KABAROKUTIMUR.COM | MARTAPURA – Para kepala sekolah diberbagai tingkatan dilingkungan Dinas Pendidikan Kabupaten OK Timur, khususnya sekolah yang berstatus Negeri, memasuki tahun pelajaran 2017/2018 untuk tidak melakukan praktik jual beli bangku  dalam proses penerimaan siswa baru (PSB).

Harapan tersebut disampaikan Kepala Dinas Pendidikan OKU Timur, Drs M Ali Pasyai  dalam dialog interaktif  CAKNA yang disiarkan Radio BKM Kamis pekan lalu.

Menurut M Ali Pihaknya sudah mewanti-wakti pihak sekolah untuk tidak melakukan tindakan jual beli  bangku, salah satu langkah yang diterapkan dengan cara rayonisasi. Disamping itu kepala sekolah juga diminta untuk mematuhi aturan  yang sudah ada terkait dengan jumlah murid per kelasnya.

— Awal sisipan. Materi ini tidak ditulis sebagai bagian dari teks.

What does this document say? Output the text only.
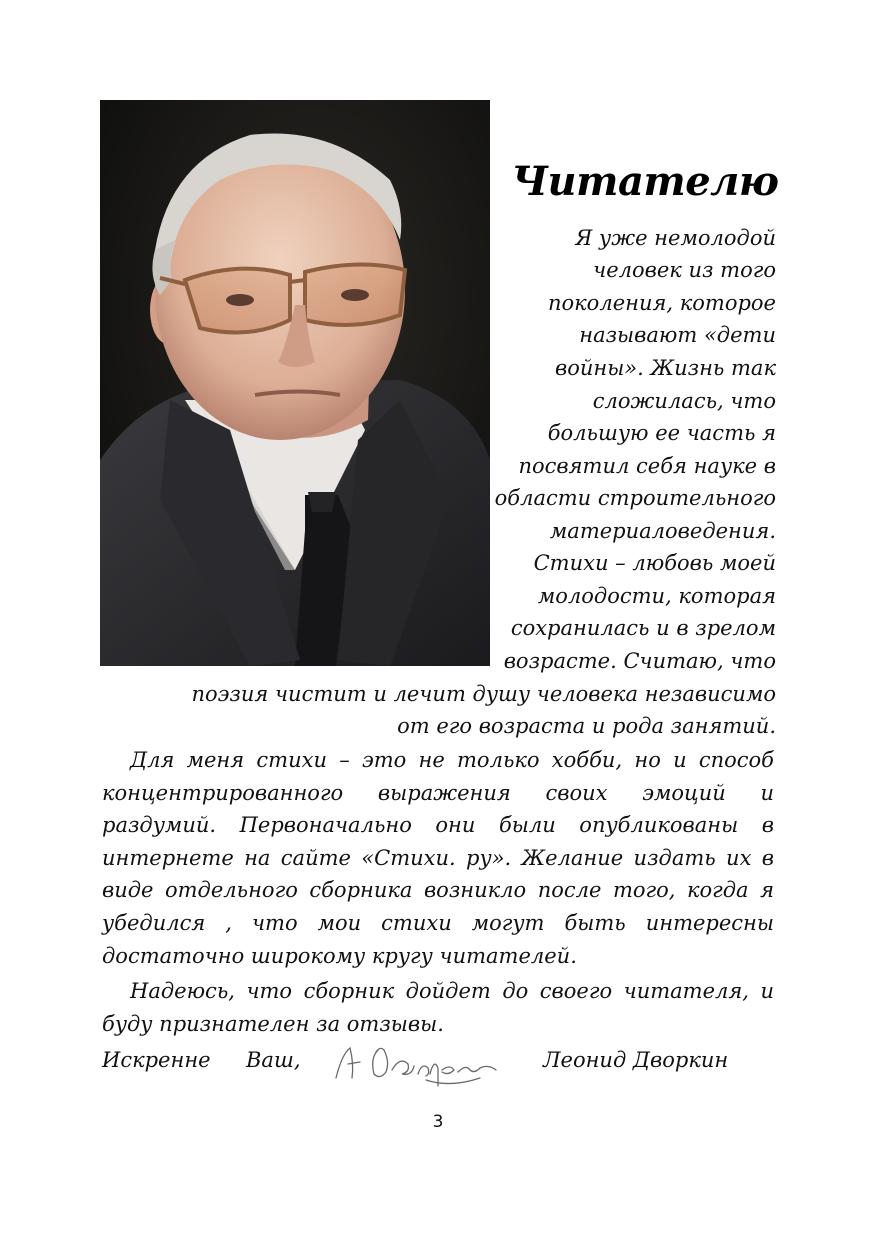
Читателю
Я уже немолодой
человек из того
поколения, которое
называют «дети
войны». Жизнь так
сложилась, что
большую ее часть я
посвятил себя науке в
области строительного
материаловедения.
Стихи – любовь моей
молодости, которая
сохранилась и в зрелом
возрасте. Считаю, что
поэзия чистит и лечит душу человека независимо
от его возраста и рода занятий.
Для меня стихи – это не только хобби, но и способ концентрированного выражения своих эмоций и раздумий. Первоначально они были опубликованы в интернете на сайте «Стихи. ру». Желание издать их в виде отдельного сборника возникло после того, когда я убедился , что мои стихи могут быть интересны достаточно широкому кругу читателей.
Надеюсь, что сборник дойдет до своего читателя, и буду признателен за отзывы.
Искренне Ваш,	Леонид Дворкин
3
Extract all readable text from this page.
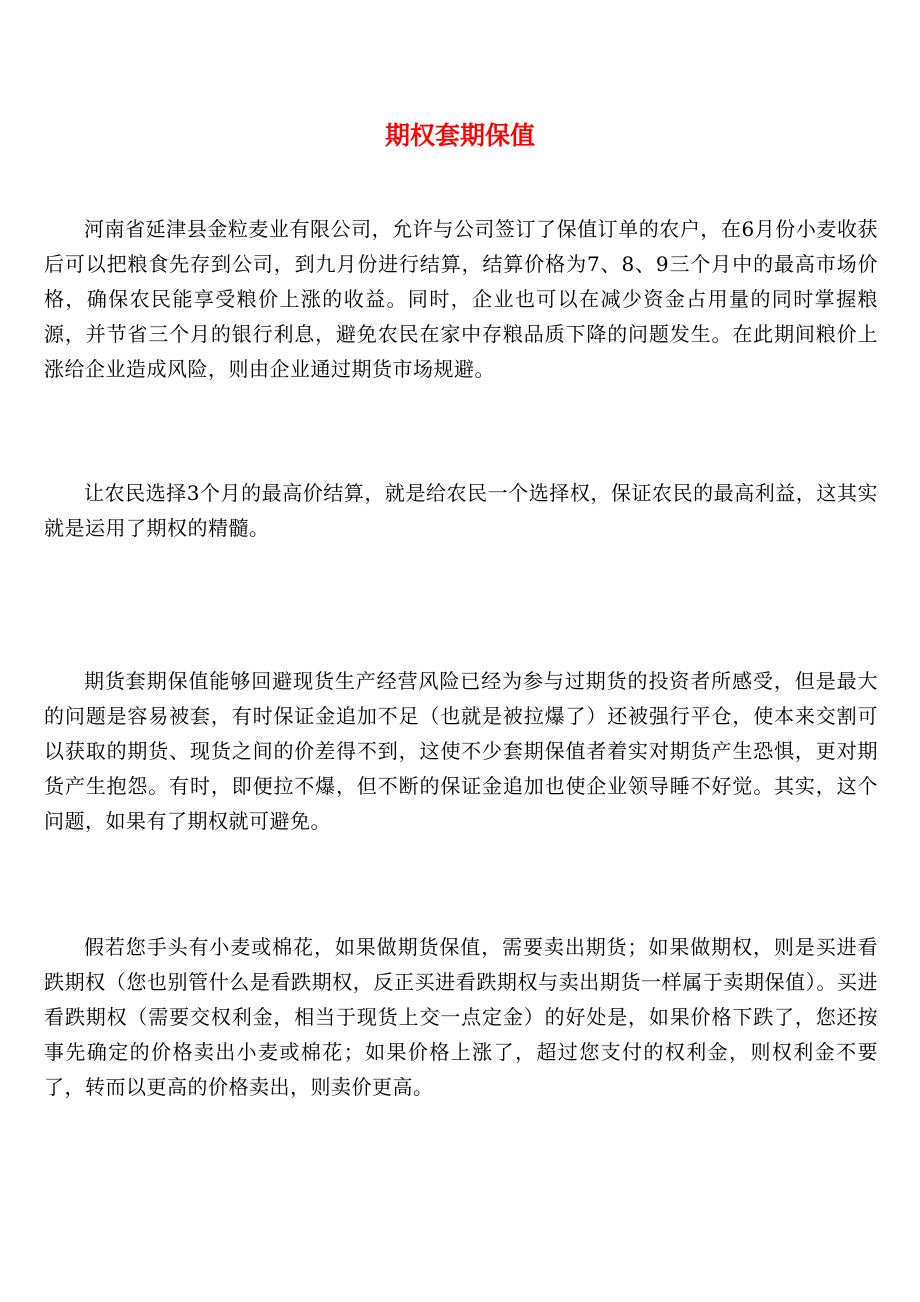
期权套期保值

河南省延津县金粒麦业有限公司，允许与公司签订了保值订单的农户，在6月份小麦收获后可以把粮食先存到公司，到九月份进行结算，结算价格为7、8、9三个月中的最高市场价格，确保农民能享受粮价上涨的收益。同时，企业也可以在减少资金占用量的同时掌握粮源，并节省三个月的银行利息，避免农民在家中存粮品质下降的问题发生。在此期间粮价上涨给企业造成风险，则由企业通过期货市场规避。

让农民选择3个月的最高价结算，就是给农民一个选择权，保证农民的最高利益，这其实就是运用了期权的精髓。

期货套期保值能够回避现货生产经营风险已经为参与过期货的投资者所感受，但是最大的问题是容易被套，有时保证金追加不足（也就是被拉爆了）还被强行平仓，使本来交割可以获取的期货、现货之间的价差得不到，这使不少套期保值者着实对期货产生恐惧，更对期货产生抱怨。有时，即便拉不爆，但不断的保证金追加也使企业领导睡不好觉。其实，这个问题，如果有了期权就可避免。

假若您手头有小麦或棉花，如果做期货保值，需要卖出期货；如果做期权，则是买进看跌期权（您也别管什么是看跌期权，反正买进看跌期权与卖出期货一样属于卖期保值）。买进看跌期权（需要交权利金，相当于现货上交一点定金）的好处是，如果价格下跌了，您还按事先确定的价格卖出小麦或棉花；如果价格上涨了，超过您支付的权利金，则权利金不要了，转而以更高的价格卖出，则卖价更高。
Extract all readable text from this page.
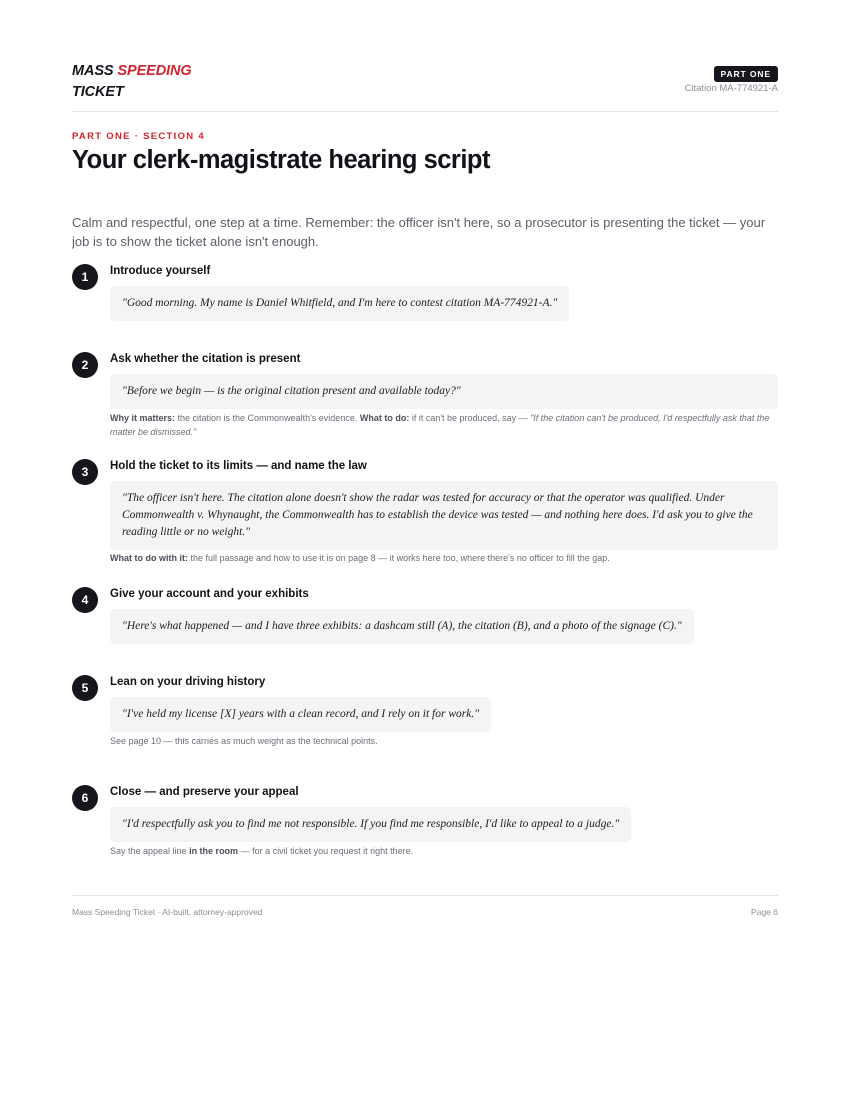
MASS SPEEDING
TICKET
PART ONE
Citation MA-774921-A
PART ONE · SECTION 4
Your clerk-magistrate hearing script

Calm and respectful, one step at a time. Remember: the officer isn't here, so a prosecutor is presenting the ticket — your job is to show the ticket alone isn't enough.

1	Introduce yourself
"Good morning. My name is Daniel Whitfield, and I'm here to contest citation MA-774921-A."
2	Ask whether the citation is present
"Before we begin — is the original citation present and available today?"
Why it matters: the citation is the Commonwealth's evidence. What to do: if it can't be produced, say — "If the citation can't be produced, I'd respectfully ask that the matter be dismissed."
3	Hold the ticket to its limits — and name the law
"The officer isn't here. The citation alone doesn't show the radar was tested for accuracy or that the operator was qualified. Under Commonwealth v. Whynaught, the Commonwealth has to establish the device was tested — and nothing here does. I'd ask you to give the reading little or no weight."
What to do with it: the full passage and how to use it is on page 8 — it works here too, where there's no officer to fill the gap.
4	Give your account and your exhibits
"Here's what happened — and I have three exhibits: a dashcam still (A), the citation (B), and a photo of the signage (C)."
5	Lean on your driving history
"I've held my license [X] years with a clean record, and I rely on it for work."
See page 10 — this carries as much weight as the technical points.
6	Close — and preserve your appeal
"I'd respectfully ask you to find me not responsible. If you find me responsible, I'd like to appeal to a judge."
Say the appeal line in the room — for a civil ticket you request it right there.
Mass Speeding Ticket · AI-built, attorney-approved	Page 6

Disamping itu dinas pendidikan OKU Timur juga menekankan agar pihak sekolah tidak melakukan penambahan ruang kelas baru  atau menerima murid baru dengan jumlah memelebihi  daya tampung kelas yang sudah ada, jika  hal ini tetap dilanggar maka pihaknya tidak akan segan  akan menjatuhkan sangsi.

Adanya pembatasan pembangunan ruang kelas baru dan pembatasan jumlah siswa yang diterima di Sekolah Negeri, lanjut Ali Pasyai tujuannya tidak lain adalah   untuk memberikan kesempatan bagi sekolah swasta untuk terus hidup dan berkembang di OKU Timur.